What's a social mention?
Our primary metric for understanding the conversations we analyze, monitor and campaign in is what we refer to as a “social mention” (or “social item”). Social mentions are what we count when we do Big Listening to understand the volume of conversations, and they're what we count when we evaluate the success of our attention campaigns.
Upwell defines a social mention as the text inclusion of a monitored keyword in a post on a social media platform like Twitter, Facebook, a blog, mainstream news with an RSS feed, a forum/board, YouTube or Pinterest. Social mentions are online acts of self-expression in which individuals, organizations and other entities invest (at least) a small amount of social capital.
Social mentions have more in common with the metric of media hits than they do with the more common, older PR and marketing metric of impressions. Upwell focuses on counting and analyzing social mentions (rather than impressions or online mentions) because we believe that the number of people who choose to take an action to create or share content is a better indicator of engagement than the number of people who have simply seen (or could have seen) that content.
It is worth noting that, while it is theoretically possible to accurately count every single social mention on a topic, Upwell’s Big Listening methodology focuses on characterizing conversations just thoroughly enough to campaign successfully within them.
Furthermore, Upwell believes that social mentions are a better leading indicator of willingness to take action for the oceans than other communications metrics. This is because social mentions represent actions, the choice of an individual to risk a small amount of social capital by associating their online identity with a piece of online content. In aggregate, the volume of social mentions not only represents the amount of attention being paid to a topic, but a forecast of potential campaign success. For this reason, generating social mentions is the primary goal of our attention campaigns.
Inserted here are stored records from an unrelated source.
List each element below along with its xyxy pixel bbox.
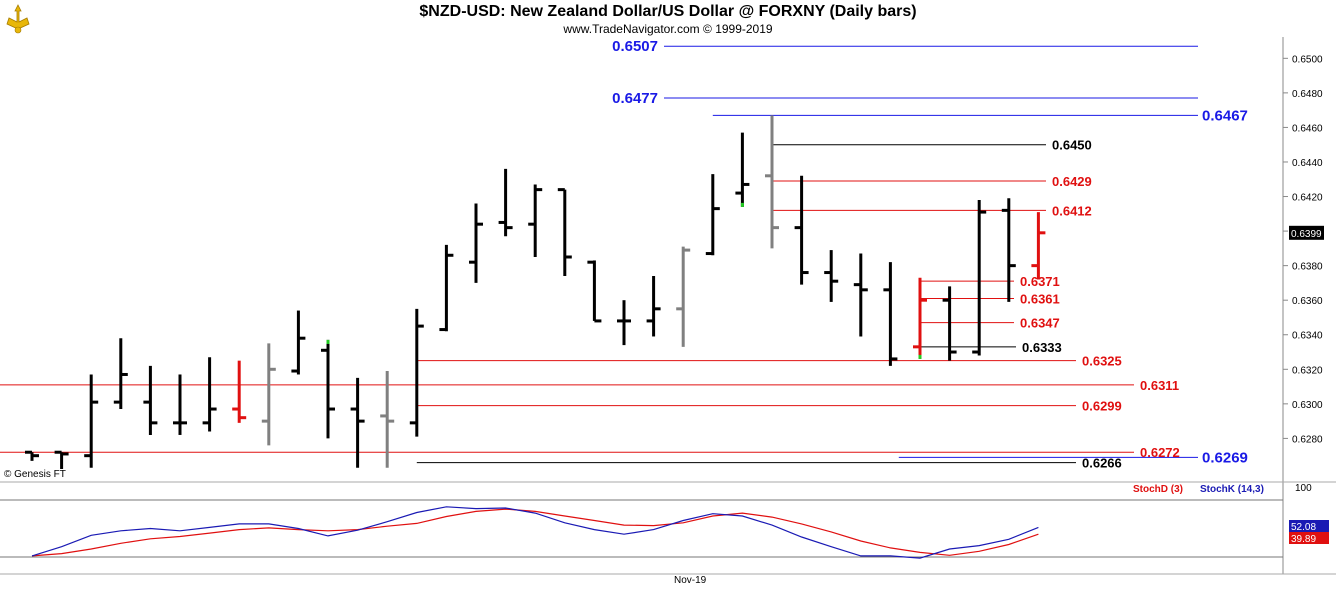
ohlc-bar (409, 308, 424, 437)
level-label: 0.6333 (1022, 340, 1062, 355)
level-label: 0.6361 (1020, 291, 1060, 306)
ohlc-bar (853, 253, 868, 337)
ohlc-bar (321, 339, 335, 439)
level-label: 0.6467 (1202, 107, 1248, 124)
ohlc-bar (705, 174, 720, 256)
x-axis-date-label: Nov-19 (674, 575, 707, 586)
ohlc-bar (84, 374, 99, 468)
level-label: 0.6299 (1082, 399, 1122, 414)
pivot-marker (326, 339, 330, 344)
level-label: 0.6371 (1020, 274, 1060, 289)
chart-title: $NZD-USD: New Zealand Dollar/US Dollar @… (419, 3, 917, 20)
ohlc-bar (765, 115, 779, 249)
ohlc-bar (202, 357, 217, 432)
stoch-d-label: StochD (3) (1133, 484, 1183, 495)
ohlc-bar (469, 203, 483, 283)
level-label: 0.6266 (1082, 456, 1122, 471)
copyright-label: © Genesis FT (4, 469, 66, 480)
chart-subtitle: www.TradeNavigator.com © 1999-2019 (563, 22, 773, 36)
ohlc-bar (824, 250, 839, 302)
ohlc-bar (676, 246, 691, 347)
level-label: 0.6450 (1052, 138, 1092, 153)
ohlc-bar (972, 199, 987, 356)
ohlc-bar (557, 188, 572, 277)
ohlc-bar (1001, 198, 1016, 302)
y-axis-tick-label: 0.6440 (1292, 158, 1323, 169)
ohlc-bar (942, 286, 957, 361)
ohlc-bar (173, 374, 187, 435)
ohlc-bar (350, 377, 365, 468)
level-label: 0.6325 (1082, 354, 1122, 369)
level-label: 0.6412 (1052, 203, 1092, 218)
pivot-marker (740, 202, 744, 207)
level-label: 0.6272 (1140, 445, 1180, 460)
last-price-label: 0.6399 (1291, 229, 1322, 240)
level-label: 0.6507 (612, 38, 658, 55)
stoch-k-value-label: 52.08 (1291, 522, 1316, 533)
stoch-k-value-box (1289, 520, 1329, 532)
genesis-logo-icon (2, 2, 34, 34)
level-label: 0.6477 (612, 90, 658, 107)
ohlc-bar (291, 310, 306, 375)
y-axis-tick-label: 0.6300 (1292, 400, 1323, 411)
stoch-k-label: StochK (14,3) (1200, 484, 1264, 495)
y-axis-tick-label: 0.6500 (1292, 54, 1323, 65)
ohlc-bar (883, 262, 898, 366)
y-axis-tick-label: 0.6480 (1292, 89, 1323, 100)
ohlc-bar (380, 371, 395, 468)
ohlc-bar (439, 244, 454, 332)
level-label: 0.6311 (1140, 378, 1179, 393)
ohlc-bar (261, 343, 276, 446)
ohlc-bar (25, 450, 39, 461)
y-axis-tick-label: 0.6340 (1292, 331, 1323, 342)
y-axis-tick-label: 0.6320 (1292, 365, 1323, 376)
ohlc-bar (587, 260, 602, 323)
ohlc-bar (794, 175, 809, 285)
ohlc-bar (54, 450, 69, 470)
ohlc-bar (498, 168, 513, 237)
ohlc-bar (143, 365, 158, 435)
y-axis-tick-label: 0.6360 (1292, 296, 1323, 307)
pivot-marker (918, 354, 922, 359)
y-axis-tick-label: 0.6420 (1292, 193, 1323, 204)
ohlc-bar (1031, 212, 1046, 280)
y-axis-tick-label: 0.6380 (1292, 262, 1323, 273)
stoch-d-line (31, 508, 1039, 557)
ohlc-bar (617, 300, 631, 346)
ohlc-bar (913, 277, 927, 359)
ohlc-bar (113, 338, 128, 410)
ohlc-bar (528, 184, 543, 257)
level-label: 0.6269 (1202, 449, 1248, 466)
level-label: 0.6429 (1052, 174, 1092, 189)
y-axis-tick-label: 0.6280 (1292, 434, 1323, 445)
level-label: 0.6347 (1020, 316, 1060, 331)
ohlc-bar (646, 276, 661, 337)
ohlc-bar (735, 132, 750, 207)
stoch-axis-label: 100 (1295, 483, 1312, 494)
stoch-d-value-label: 39.89 (1291, 534, 1316, 545)
ohlc-bar (232, 360, 247, 423)
stoch-d-value-box (1289, 532, 1329, 544)
stoch-k-line (31, 506, 1039, 559)
last-price-box (1289, 225, 1324, 240)
y-axis-tick-label: 0.6460 (1292, 123, 1323, 134)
The strength of a community, by our standards, is measured not by its size, but rather by its engagement level. For example, if one tweet has 12,000 impressions (the number of people who follow the account that posted the tweet), we count the tweet the same way that we would count a tweet with 200 impressions. If a person or organization is network-oriented, it would follow that their content would lead to more retweets, replies and/or mentions. If a tweet goes out to 12,000 followers but gets zero retweets, it is less of an indicator of willingness to take action than a tweet that goes out to 200 followers and gets 10 retweets.
What About “Likes”?
Likes, loves, and faves (different terminology for different social media platforms) are in a middle ground. While they are not social mentions (as people are not creating new content), they are also not as passive as views or impressions. While likes, loves, and faves are not counted by Radian6, Upwell does measure them, when possible. However, for the purposes of our campaign reporting, we omit these metrics since they constitute only minimal public engagement and can require laborious, resource- intensive manual calculation (since we often don't own the properties on which our content and campaigns are shared).